Les États membres ayant édulcoré les mesures initialement prévues visant à protéger les abeilles, le Parlement demande à la Commission de revoir sa copie.
Le projet de proposition de la Commission européenne examiné le 23 octobre par le Parlement européen avait pour objectif d’introduire dans le droit européen les orientations proposées par l’Autorité européenne de sécurité des aliments (Efsa) en 2013 afin de réduire l’utilisation de pesticides nuisibles aux abeilles. L’Efsa avait proposé que les pesticides soient testés pour protéger les abeilles à la fois contre une exposition aiguë et chronique. Les pesticides ne seraient restés disponibles sur le marché qu’en cas de réussite de ces nouveaux tests.

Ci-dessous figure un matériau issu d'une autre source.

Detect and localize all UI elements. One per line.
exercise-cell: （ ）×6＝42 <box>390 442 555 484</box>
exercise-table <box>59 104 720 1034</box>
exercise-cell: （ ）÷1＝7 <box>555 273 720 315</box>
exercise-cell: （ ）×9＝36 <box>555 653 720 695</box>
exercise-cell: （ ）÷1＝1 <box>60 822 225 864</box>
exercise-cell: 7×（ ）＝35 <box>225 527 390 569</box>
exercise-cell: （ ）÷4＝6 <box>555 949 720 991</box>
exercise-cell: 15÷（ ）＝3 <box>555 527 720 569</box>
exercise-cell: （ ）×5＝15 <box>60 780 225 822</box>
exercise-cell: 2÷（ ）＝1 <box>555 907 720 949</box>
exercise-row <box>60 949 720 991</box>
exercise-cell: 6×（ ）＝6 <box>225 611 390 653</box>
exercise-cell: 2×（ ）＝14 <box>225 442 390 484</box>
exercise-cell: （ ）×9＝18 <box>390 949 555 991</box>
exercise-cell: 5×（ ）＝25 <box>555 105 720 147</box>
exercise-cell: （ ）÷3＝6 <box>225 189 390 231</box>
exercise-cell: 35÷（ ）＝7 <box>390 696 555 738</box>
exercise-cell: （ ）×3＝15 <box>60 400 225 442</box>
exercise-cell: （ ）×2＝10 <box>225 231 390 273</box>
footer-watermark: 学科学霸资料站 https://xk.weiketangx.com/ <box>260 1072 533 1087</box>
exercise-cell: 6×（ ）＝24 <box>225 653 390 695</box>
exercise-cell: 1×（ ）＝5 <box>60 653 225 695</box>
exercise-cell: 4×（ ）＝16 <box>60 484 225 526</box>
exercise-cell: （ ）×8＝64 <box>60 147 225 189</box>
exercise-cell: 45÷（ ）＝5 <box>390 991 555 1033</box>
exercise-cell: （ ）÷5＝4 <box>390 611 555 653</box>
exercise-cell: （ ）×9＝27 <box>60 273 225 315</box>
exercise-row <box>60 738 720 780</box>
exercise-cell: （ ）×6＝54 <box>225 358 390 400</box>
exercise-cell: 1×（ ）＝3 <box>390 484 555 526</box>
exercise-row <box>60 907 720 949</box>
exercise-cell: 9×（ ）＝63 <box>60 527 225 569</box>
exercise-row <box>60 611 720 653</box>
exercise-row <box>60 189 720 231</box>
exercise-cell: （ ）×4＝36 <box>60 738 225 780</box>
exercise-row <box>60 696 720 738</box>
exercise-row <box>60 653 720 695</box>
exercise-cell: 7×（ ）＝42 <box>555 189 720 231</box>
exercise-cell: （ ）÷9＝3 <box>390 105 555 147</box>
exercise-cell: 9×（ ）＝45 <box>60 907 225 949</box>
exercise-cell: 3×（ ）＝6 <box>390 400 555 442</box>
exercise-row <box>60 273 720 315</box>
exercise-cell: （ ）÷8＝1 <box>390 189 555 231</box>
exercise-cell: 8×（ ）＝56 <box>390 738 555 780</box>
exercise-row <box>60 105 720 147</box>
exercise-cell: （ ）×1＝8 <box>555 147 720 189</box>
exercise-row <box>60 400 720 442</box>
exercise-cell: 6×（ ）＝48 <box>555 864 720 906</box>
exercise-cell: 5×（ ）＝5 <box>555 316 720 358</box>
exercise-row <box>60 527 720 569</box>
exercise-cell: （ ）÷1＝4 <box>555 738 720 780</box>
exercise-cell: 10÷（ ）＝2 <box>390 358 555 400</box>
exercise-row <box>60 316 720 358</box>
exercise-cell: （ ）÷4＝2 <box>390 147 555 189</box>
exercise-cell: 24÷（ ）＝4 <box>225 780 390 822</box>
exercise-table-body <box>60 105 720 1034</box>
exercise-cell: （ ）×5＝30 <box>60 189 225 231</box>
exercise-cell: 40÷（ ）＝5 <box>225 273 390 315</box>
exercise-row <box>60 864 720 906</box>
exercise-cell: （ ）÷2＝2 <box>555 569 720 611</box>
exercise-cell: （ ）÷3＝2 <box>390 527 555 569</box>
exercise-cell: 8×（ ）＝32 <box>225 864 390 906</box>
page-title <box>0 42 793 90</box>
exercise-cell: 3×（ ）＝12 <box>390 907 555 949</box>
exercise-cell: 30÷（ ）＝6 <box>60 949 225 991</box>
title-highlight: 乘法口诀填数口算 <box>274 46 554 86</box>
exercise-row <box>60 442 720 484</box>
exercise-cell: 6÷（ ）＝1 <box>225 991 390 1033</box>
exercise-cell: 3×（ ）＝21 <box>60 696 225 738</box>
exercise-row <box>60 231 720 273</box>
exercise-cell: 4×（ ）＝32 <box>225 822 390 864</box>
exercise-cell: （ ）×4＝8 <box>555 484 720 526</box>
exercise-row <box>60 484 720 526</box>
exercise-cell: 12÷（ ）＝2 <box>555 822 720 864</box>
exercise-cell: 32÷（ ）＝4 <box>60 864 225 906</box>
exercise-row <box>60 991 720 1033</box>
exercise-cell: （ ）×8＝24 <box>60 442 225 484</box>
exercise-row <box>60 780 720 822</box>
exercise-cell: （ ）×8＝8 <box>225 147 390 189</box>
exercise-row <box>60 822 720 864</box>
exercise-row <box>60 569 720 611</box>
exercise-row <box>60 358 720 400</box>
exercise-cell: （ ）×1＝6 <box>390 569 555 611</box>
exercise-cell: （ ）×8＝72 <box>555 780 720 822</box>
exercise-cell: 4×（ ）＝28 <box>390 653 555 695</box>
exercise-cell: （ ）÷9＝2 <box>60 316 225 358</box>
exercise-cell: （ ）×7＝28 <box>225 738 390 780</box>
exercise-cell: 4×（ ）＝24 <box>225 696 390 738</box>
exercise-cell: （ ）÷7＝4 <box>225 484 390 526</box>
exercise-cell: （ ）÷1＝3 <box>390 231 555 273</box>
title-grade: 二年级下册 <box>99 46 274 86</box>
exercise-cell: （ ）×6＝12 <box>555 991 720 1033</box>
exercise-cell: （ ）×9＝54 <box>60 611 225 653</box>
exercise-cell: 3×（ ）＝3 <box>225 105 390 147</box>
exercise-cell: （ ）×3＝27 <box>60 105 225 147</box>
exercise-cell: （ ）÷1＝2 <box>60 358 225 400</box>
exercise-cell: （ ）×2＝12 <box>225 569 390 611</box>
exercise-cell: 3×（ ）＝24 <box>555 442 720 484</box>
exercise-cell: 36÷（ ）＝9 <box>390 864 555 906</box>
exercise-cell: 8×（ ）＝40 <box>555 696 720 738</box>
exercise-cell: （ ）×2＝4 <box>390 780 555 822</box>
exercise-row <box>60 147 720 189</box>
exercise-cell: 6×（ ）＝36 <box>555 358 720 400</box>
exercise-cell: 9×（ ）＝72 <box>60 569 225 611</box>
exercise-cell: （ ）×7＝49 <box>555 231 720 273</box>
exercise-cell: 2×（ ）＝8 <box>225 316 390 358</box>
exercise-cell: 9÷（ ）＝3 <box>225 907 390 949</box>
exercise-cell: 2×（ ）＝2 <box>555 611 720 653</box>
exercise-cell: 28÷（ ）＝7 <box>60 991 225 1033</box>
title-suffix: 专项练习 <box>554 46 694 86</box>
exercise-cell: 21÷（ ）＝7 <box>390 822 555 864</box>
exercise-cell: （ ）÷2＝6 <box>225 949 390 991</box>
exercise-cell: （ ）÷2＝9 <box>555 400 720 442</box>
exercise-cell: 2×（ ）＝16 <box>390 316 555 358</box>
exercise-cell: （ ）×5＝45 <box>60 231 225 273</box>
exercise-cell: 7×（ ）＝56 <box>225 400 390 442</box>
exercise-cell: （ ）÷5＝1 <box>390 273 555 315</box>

Toutefois, la plupart des États membres de l’UE se sont opposés à ces dispositions, forçant la Commission à trouver un compromis pour ne conserver que les dispositions qui protègent les abeilles contre une exposition aiguë. « Il est totalement inacceptable que les États membres s’opposent à la mise en œuvre complète des orientations de l’Efsa de 2013 », indique la résolution du Parlement adoptée mercredi. Le projet « introduit uniquement des modifications (…) concernant la toxicité aiguë à l’encontre des abeilles mais demeure silencieux sur la toxicité chronique, tout comme sur la toxicité à l’encontre des bourdons et des abeilles solitaires ». Par ailleurs, le texte de la Commission « ne reflète pas les dernières évolutions des connaissances scientifiques et techniques » et « ne changerait pas le niveau de protection » déjà en place, affirme le texte.
La Commission n’a pas pleinement utilisé ses pouvoirs
Les députés soulignent également que la Commission européenne n’aurait pas dû faire de concession et qu’elle aurait dû utiliser pleinement ses pouvoirs, les 16 États membres faisant obstacle à l’application des critères de protection ne formant pas une majorité qualifiée. La résolution appelle donc la Commission à présenter une nouvelle législation fondée sur les dernières connaissances scientifiques et techniques.
Le Parlement a bloqué la proposition de la Commission en adoptant la résolution à la majorité absolue, avec 533 voix pour, 67 contre et 100 abstentions. La Commission européenne devra donc présenter une nouvelle proposition.
Les députés ont rappelé que, d’après la Commission elle-même, on constate « un déclin spectaculaire de la présence et de la diversité de toutes sortes d’insectes pollinisateurs sauvages européens, y compris les abeilles sauvages, les syrphes, les papillons et les mites. Un grand nombre d’espèces de pollinisateurs ont disparu ou sont menacées d’extinction. »
Plus des trois quarts des espèces dépendent au moins en partie de la pollinisation animale
Rien que dans l’UE, environ 84 % des espèces cultivées et 78 % des espèces de fleurs sauvages dépendent au moins en partie de la pollinisation animale. On estime que 15 milliards d’euros de la production agricole annuelle de l’UE peuvent être directement attribués aux insectes pollinisateurs.
« En nous opposant à des critères d’évaluation bien trop faibles relatifs à la dangerosité des pesticides pour les abeilles, nous avons voulu poser une question simple : sommes-nous sérieux à propos de la protection de l’environnement ? Sommes-nous sérieux à propos de la protection du vivant ? Sommes-nous sérieux avec le Green Deal ? Le résultat est très clair : grâce à notre mobilisation, une très large majorité du Parlement européen n’a pas voulu d’une législation au rabais pour la protection des abeilles. Nous demandons désormais à la Commission de revoir sa copie et de nous présenter une législation qui écarte les pesticides les plus dangereux pour les pollinisateurs », a déclaré Pascal Canfin (Renew Europe, FR), président de la commission de l’environnement.